Роланд вдруг уловил, что уже начинает противопоставлять себя верхушке рейха, его высшему командованию, всем тем, кто еще продолжает олицетворять «Великую Германию времен Гитлера» — как это сформулировал недавно в одном из своих радиовыступлений Геббельс. Было бы хорошо, если бы именно ему выпало доставлять фюрера на южноамериканский берег. Он твердо решил для себя, что не сможет находиться в плеву или на оккупированной врагом территории. И давно помышлял о бегстве в Аргентину. Осталось решить, как и когда это сделать. Может быть, прямо сегодня?
«Бегство с фюрером на борту?! — мысленно расхохотался он, проглатывая свой небогатый завтрак в оскудевшей офицерской столовой базы "Нордберг". — А что, это целая эпопея. Особенно если сдаться вместе с ним американским или канадским властям. Сделай это, Роланд, — и на века останешься героем Второй мировой войны. Возможно, одним из самых известных. Правда, героем-предателем. Но ведь в списке подобных героев-предателей ты будешь даже не в первой десятке».
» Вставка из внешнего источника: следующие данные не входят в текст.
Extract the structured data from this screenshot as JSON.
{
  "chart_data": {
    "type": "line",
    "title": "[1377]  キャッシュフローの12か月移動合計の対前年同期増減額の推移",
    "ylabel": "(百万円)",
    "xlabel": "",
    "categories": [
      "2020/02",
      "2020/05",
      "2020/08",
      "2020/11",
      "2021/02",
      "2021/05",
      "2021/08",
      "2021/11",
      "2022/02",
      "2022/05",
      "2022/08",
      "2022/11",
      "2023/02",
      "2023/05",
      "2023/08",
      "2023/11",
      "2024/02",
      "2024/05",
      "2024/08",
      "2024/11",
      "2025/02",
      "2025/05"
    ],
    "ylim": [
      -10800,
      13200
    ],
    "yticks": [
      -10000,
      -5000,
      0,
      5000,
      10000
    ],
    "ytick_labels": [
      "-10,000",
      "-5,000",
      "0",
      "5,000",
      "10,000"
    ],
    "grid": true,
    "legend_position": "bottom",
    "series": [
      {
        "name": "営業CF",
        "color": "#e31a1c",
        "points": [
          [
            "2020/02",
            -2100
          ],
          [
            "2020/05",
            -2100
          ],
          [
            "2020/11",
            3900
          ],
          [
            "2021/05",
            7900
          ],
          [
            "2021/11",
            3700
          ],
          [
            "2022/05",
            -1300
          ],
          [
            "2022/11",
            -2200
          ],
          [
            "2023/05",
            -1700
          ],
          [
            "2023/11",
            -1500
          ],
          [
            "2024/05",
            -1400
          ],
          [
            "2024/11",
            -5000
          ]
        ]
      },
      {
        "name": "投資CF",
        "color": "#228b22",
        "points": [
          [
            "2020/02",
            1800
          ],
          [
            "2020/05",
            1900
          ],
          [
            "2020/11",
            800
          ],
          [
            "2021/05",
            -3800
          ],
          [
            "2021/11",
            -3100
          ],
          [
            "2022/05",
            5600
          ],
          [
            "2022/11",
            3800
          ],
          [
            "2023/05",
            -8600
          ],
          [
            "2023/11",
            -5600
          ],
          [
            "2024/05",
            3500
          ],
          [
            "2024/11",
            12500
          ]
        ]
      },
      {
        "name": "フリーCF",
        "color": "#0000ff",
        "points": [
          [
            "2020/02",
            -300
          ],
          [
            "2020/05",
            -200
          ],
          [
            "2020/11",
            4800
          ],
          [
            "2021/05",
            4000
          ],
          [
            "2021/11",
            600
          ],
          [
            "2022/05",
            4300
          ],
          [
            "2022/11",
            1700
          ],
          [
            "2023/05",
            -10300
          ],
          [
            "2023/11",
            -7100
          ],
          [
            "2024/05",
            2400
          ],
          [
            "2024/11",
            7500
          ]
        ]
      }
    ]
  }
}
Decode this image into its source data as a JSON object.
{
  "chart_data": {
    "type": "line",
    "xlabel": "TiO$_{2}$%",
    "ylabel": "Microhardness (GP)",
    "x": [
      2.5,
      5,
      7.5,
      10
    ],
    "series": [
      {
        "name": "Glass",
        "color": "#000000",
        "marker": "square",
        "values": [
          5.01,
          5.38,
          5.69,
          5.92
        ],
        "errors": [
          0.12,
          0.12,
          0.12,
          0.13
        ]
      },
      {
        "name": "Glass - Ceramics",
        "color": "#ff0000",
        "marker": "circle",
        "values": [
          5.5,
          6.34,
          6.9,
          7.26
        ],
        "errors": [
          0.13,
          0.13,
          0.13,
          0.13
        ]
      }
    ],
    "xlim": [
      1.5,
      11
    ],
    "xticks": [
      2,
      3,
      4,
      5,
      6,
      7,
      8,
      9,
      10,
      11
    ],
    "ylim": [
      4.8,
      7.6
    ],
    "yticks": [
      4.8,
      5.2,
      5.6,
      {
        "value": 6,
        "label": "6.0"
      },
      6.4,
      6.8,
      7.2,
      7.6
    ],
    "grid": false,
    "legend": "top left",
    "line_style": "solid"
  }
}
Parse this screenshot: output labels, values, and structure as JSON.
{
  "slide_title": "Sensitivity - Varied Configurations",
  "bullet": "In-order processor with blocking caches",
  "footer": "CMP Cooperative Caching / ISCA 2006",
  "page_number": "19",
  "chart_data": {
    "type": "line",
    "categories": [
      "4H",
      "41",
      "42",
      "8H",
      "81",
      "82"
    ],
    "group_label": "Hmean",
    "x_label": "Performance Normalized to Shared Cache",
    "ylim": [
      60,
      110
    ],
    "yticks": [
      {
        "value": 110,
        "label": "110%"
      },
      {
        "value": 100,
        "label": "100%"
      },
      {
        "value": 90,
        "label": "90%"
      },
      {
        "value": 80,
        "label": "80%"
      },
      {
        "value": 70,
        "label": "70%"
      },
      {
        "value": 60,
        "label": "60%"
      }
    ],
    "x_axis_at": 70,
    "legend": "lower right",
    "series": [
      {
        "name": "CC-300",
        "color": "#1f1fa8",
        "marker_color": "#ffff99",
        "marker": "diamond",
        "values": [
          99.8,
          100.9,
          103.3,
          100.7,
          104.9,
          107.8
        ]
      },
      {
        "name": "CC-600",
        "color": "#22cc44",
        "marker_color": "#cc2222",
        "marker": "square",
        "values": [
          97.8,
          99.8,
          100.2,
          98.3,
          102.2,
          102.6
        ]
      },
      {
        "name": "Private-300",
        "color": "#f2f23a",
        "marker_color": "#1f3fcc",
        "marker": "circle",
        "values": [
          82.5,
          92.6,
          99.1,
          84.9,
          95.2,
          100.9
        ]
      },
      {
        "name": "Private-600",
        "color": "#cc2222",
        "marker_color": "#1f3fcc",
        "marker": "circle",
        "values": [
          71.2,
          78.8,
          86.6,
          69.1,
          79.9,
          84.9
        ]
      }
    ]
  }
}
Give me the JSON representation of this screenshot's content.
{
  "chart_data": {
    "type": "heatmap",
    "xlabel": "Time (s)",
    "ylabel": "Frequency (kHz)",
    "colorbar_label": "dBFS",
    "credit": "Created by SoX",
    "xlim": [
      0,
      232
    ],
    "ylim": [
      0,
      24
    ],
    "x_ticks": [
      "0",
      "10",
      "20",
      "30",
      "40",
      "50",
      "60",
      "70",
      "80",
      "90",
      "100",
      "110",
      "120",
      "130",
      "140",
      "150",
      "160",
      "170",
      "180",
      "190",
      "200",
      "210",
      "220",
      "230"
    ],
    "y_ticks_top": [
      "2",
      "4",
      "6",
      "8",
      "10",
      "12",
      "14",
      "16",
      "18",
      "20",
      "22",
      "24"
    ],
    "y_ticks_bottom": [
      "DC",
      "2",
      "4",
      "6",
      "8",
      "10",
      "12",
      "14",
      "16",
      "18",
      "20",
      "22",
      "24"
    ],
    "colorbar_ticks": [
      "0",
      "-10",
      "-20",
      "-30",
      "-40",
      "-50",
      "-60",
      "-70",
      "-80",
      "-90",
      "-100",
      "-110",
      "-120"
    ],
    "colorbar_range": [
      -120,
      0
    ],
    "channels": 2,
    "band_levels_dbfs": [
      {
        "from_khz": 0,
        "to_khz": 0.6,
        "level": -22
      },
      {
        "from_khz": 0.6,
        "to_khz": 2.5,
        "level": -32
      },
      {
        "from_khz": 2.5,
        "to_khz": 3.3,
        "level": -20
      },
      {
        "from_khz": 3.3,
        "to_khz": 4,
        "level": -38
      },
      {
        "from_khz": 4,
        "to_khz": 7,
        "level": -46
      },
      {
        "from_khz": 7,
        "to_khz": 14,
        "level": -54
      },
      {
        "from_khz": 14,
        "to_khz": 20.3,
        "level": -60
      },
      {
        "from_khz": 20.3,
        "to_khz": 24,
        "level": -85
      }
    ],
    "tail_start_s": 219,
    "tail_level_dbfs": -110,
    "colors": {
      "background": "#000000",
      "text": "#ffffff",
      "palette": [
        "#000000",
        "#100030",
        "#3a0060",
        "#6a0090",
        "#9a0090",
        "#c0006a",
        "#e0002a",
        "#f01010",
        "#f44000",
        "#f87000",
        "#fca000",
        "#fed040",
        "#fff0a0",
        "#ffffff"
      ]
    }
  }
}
Увы, сегодня не получится, пришел к выводу Роланд, словно и впрямь решался: «Бежать или не бежать?!» К столь длительному походу субмарина пока что не готова: горючее, продовольствие, боеприпасы… И потом, следует учитывать настроение команды, которую тоже нужно как-то готовить к подобному бегству к дезертирству, предательству.